Zips Dry Cleaning, based in Greenbelt, Md., and owned by a group of its early franchisees, opened in Warminster last year and plans a second store in Bensalem in October. Local franchisee John Casiello, whose brother Bart owns three Zips in Maryland, advertises all garments at $1.99 ("get it to us by 9 a.m., we can get it done by 5.")
That's cheaper than the $4 to $6 per sports coat I was quoted at places I called in Northeast and South Philly, Center City and Bucks County. (This Saturday, the Warminster store is running a 99 cent promotion, no commercial customers allowed. Casiello says he serves unemployed people for free, up to three garments a week.)

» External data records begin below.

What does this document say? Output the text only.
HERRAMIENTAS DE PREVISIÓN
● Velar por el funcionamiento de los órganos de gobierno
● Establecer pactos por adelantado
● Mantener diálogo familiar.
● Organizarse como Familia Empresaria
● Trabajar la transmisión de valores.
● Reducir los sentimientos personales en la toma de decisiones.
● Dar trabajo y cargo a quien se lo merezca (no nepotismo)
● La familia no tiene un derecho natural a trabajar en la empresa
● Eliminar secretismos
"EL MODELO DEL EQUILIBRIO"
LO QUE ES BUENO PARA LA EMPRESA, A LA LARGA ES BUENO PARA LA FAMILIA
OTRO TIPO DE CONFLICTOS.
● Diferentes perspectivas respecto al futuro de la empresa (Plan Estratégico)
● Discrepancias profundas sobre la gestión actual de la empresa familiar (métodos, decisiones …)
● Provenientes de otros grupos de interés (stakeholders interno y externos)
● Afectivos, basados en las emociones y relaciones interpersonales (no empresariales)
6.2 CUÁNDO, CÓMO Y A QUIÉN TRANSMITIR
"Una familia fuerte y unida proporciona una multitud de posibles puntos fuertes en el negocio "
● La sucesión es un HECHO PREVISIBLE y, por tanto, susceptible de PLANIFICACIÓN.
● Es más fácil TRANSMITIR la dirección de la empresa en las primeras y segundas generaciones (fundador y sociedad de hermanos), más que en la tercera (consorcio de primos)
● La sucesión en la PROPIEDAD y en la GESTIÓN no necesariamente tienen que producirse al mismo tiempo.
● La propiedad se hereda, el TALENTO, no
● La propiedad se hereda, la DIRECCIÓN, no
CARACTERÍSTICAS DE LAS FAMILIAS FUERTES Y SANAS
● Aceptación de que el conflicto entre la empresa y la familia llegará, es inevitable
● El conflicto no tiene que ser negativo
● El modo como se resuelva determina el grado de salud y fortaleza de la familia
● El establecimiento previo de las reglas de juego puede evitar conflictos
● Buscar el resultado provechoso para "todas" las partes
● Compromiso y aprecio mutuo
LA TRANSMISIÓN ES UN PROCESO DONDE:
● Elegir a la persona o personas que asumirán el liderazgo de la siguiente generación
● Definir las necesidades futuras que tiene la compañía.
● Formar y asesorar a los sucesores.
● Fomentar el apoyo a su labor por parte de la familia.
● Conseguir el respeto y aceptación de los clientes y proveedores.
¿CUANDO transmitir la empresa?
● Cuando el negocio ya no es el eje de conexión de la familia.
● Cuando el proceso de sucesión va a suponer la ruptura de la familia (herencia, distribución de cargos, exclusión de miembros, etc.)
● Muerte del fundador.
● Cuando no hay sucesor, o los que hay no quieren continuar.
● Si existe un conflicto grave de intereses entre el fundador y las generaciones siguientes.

"To make any bottom line" at $1.99 per garment, "he'll have to make a lot of work," and it becomes a challenge for cleaners to take the time that "quality" shops put in to fix garments that need repair, said Mark Pollock, owner of Signature Cleaners over in Doylestown.
How's Zips work for less? 1) Cash up front. "In a lot of drycleaners the receivables are up on the conveyors," in the form of clean but unpaid-for garments, Casiello told me. 2) "The system this franchise has developed has streamlined the process. Everything's computerized. It doesn't eliminate labor, we have about eight people here, we do a lot of training. But the system does lower the number of people and, so, the cost." 3) High volume. "We do in a day what most drycleaners do in a week," 1,800 to 2,500 garments.
At that level Casiello's covering his costs. His goal is to boost volume above 700,000 garments a year; at that level Casiello expects a gross profit margin of 20-25%.
At Zips, shirts, skirts and jackets are bar-coded, tagged, identified, and moved from station to station. It's open-air and under glass, so customers can watch. There's a pre-treatment area to pull off stains. Then through the chemicals, then "on to the pressing station," back to the center of the store and to the customers. "The whole store is our plant. Nothing's sent to third parties." The goal is "an open floor plan and a nice lobby, like down the Shore where you can see them make the fudge," not the more familiar "mom and pop operation" behind the counter.
Casiello used to run video production stores in Yardley and Feasterville. The Warminster store is in a former Washington Mutual home loan office on the busy corner of York and Street Roads.